Stufe für Stufe arbeitet sich die Sirene die Treppen hoch

Seit Wochen hatte ich dieses Geräusch im Ohr. Immer, wenn ich morgens meinen Kaffee auf dem Balkon getrunken habe, hörte ich so ein Singen. Als ob jemand Yoga nach Noten am offenen Fenster machte. Ganz merkwürdig.

Der Papagei, der in regelmäßigen Abständen laut gepfiffen hat, als ob ihm jemand den Hals umdrehen würde, kann es nicht mehr sein, der ist voriges Jahr verstummt. Dann gibt es noch den Haushippie, von dem hört man manchmal die besten Hits der 60er und 70er in Stadionlautstärke, aber nie lange am Stück.

Und Martha. Die wohnt auf unserer Etage, ist drei Jahre alt und hat auf Treppensteigen aber so gar keinen Bock.

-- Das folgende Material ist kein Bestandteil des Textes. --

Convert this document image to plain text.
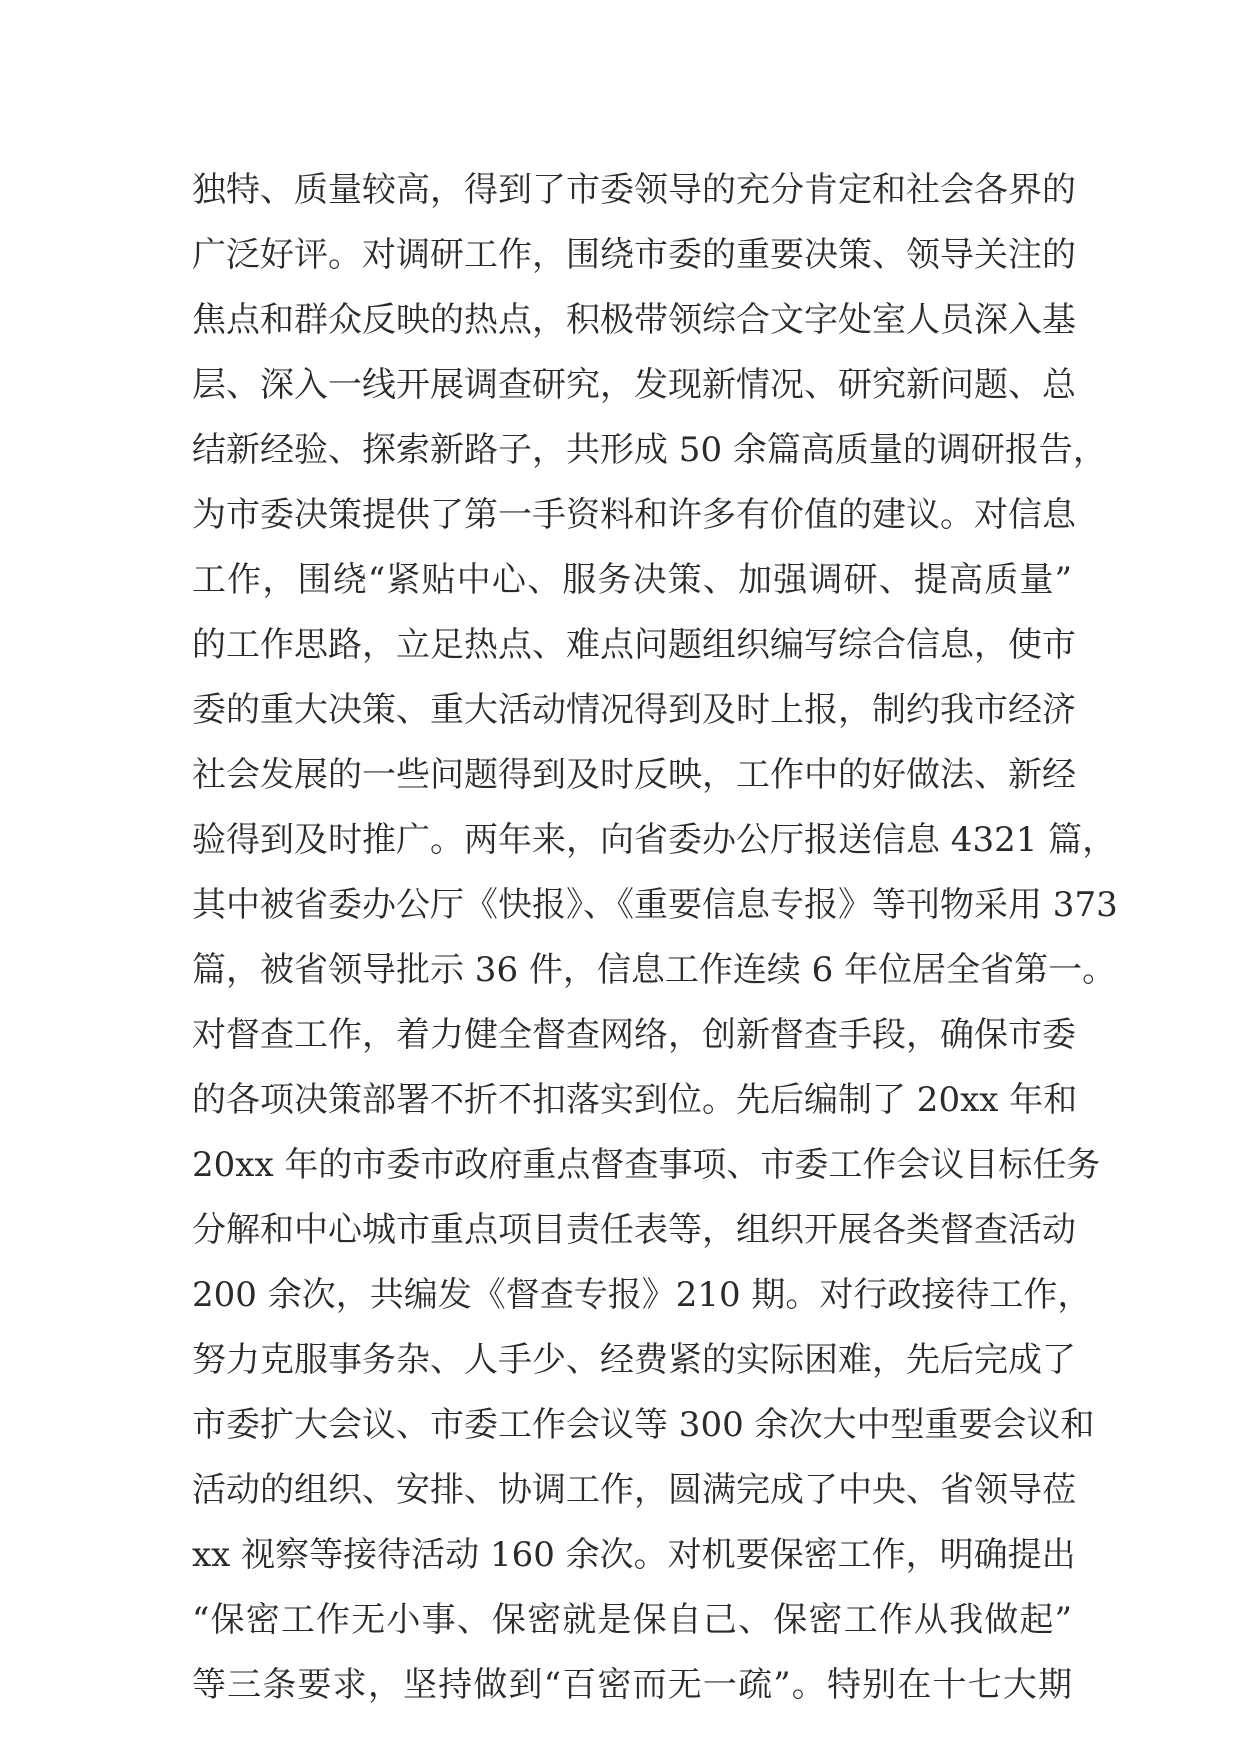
独特、质量较高，得到了市委领导的充分肯定和社会各界的
广泛好评。对调研工作，围绕市委的重要决策、领导关注的
焦点和群众反映的热点，积极带领综合文字处室人员深入基
层、深入一线开展调查研究，发现新情况、研究新问题、总
结新经验、探索新路子，共形成 50 余篇高质量的调研报告，
为市委决策提供了第一手资料和许多有价值的建议。对信息
工作，围绕“紧贴中心、服务决策、加强调研、提高质量”
的工作思路，立足热点、难点问题组织编写综合信息，使市
委的重大决策、重大活动情况得到及时上报，制约我市经济
社会发展的一些问题得到及时反映，工作中的好做法、新经
验得到及时推广。两年来，向省委办公厅报送信息 4321 篇，
其中被省委办公厅《快报》、《重要信息专报》等刊物采用 373
篇，被省领导批示 36 件，信息工作连续 6 年位居全省第一。
对督查工作，着力健全督查网络，创新督查手段，确保市委
的各项决策部署不折不扣落实到位。先后编制了 20xx 年和
20xx 年的市委市政府重点督查事项、市委工作会议目标任务
分解和中心城市重点项目责任表等，组织开展各类督查活动
200 余次，共编发《督查专报》210 期。对行政接待工作，
努力克服事务杂、人手少、经费紧的实际困难，先后完成了
市委扩大会议、市委工作会议等 300 余次大中型重要会议和
活动的组织、安排、协调工作，圆满完成了中央、省领导莅
xx 视察等接待活动 160 余次。对机要保密工作，明确提出
“保密工作无小事、保密就是保自己、保密工作从我做起”
等三条要求，坚持做到“百密而无一疏”。特别在十七大期
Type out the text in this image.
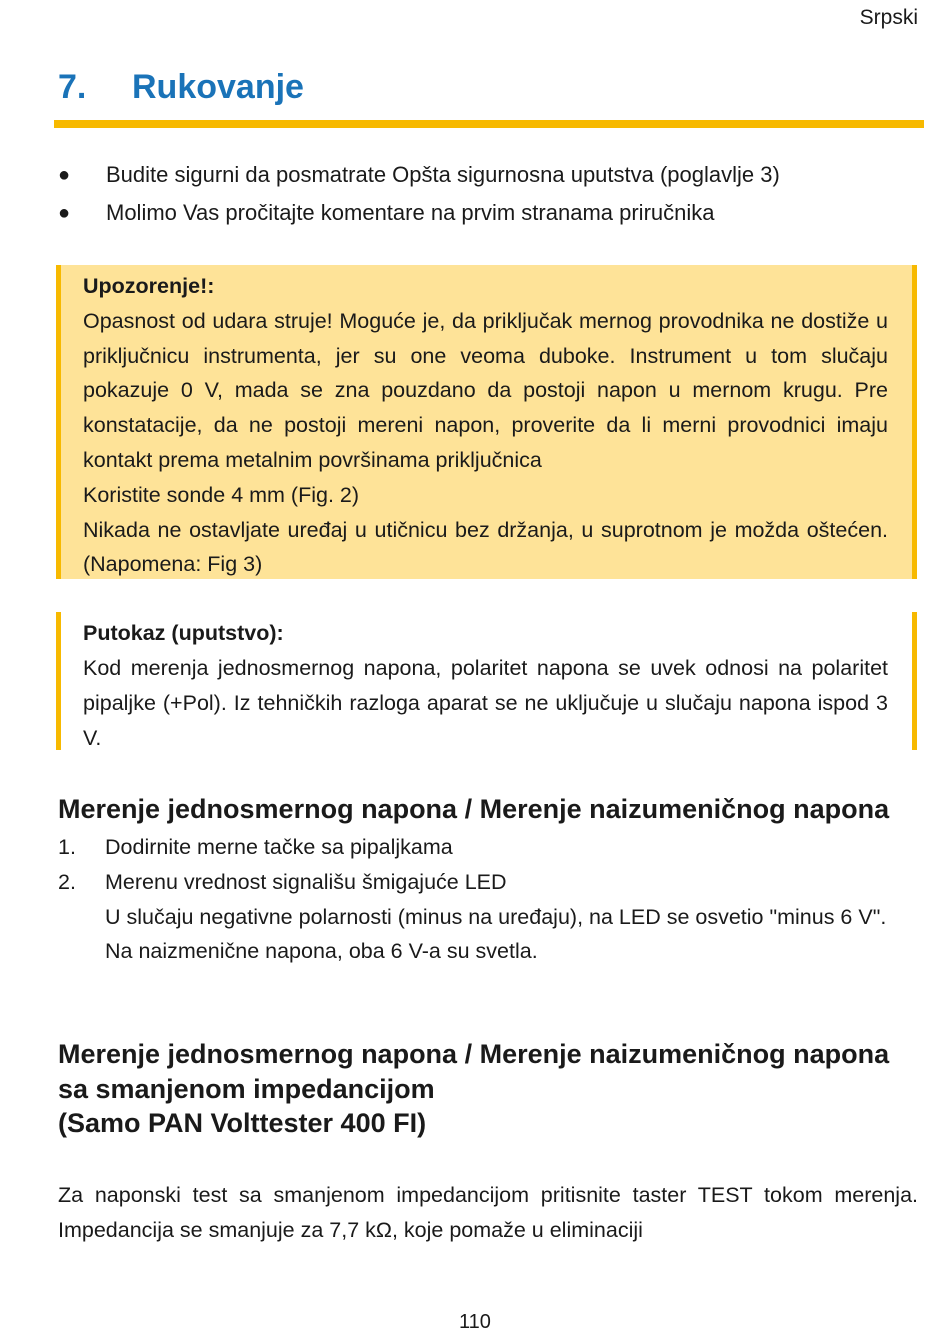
Srpski
7. Rukovanje
●	Budite sigurni da posmatrate Opšta sigurnosna uputstva (poglavlje 3)
●	Molimo Vas pročitajte komentare na prvim stranama priručnika
Upozorenje!:
Opasnost od udara struje! Moguće je, da priključak mernog provodnika ne dostiže u priključnicu instrumenta, jer su one veoma duboke. Instrument u tom slučaju pokazuje 0 V, mada se zna pouzdano da postoji napon u mernom krugu. Pre konstatacije, da ne postoji mereni napon, proverite da li merni provodnici imaju kontakt prema metalnim površinama priključnica
Koristite sonde 4 mm (Fig. 2)
Nikada ne ostavljate uređaj u utičnicu bez držanja, u suprotnom je možda oštećen. (Napomena: Fig 3)
Putokaz (uputstvo):
Kod merenja jednosmernog napona, polaritet napona se uvek odnosi na polaritet pipaljke (+Pol). Iz tehničkih razloga aparat se ne uključuje u slučaju napona ispod 3 V.
Merenje jednosmernog napona / Merenje naizumeničnog napona
1.	Dodirnite merne tačke sa pipaljkama
2.	Merenu vrednost signališu šmigajuće LED
U slučaju negativne polarnosti (minus na uređaju), na LED se osvetio "minus 6 V".
Na naizmenične napona, oba 6 V-a su svetla.
Merenje jednosmernog napona / Merenje naizumeničnog napona
sa smanjenom impedancijom
(Samo PAN Volttester 400 FI)
Za naponski test sa smanjenom impedancijom pritisnite taster TEST tokom merenja. Impedancija se smanjuje za 7,7 kΩ, koje pomaže u eliminaciji
110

Schon gar nicht in den dritten Stock. Und weil Marthas Mama keine Lust hat, ständig das Kind zu schleppen, können wir anderen Hausbewohner jeden Tag um fünf die Uhr stellen. Dann kommt Martha aus dem Kindergarten. Dann ist sie müde und will nicht laufen, und Marthas Mama ist auch müde und will sie nicht tragen, und dann geht die Sirene los. Und je nachdem, wer stärkere Nerven hat, ebbt die Sirene entweder zu einem Jammern ab, dass sich unendlich langsam, Stufe für Stufe die Treppen in den dritten Stock hocharbeitet, oder man hört die Sirene in voller Lautstärke sehr schnell nach oben fliegen und die Tür zu. Dann hat Marthas Mama sie einfach unter den Arm geklemmt.

Heute war ich in der Apotheke gegenüber von der Riesenbaustelle in der Florastraße. Wegen Ohrentropfen. Ich hab mir nämlich vor ein paar Tagen mein rechtes Ohr verstopft. Beim Saubermachen. Aus Versehen. Ich dachte, vielleicht geht dieses Singen dann weg. Ging aber nicht.

Und dann komme ich aus der Apotheke raus, und plötzlich höre ich das Singen ganz nah und ganz laut. Es war der Baustellenkran, so ein großer gelber. Wenn der sich dreht, dann singt er.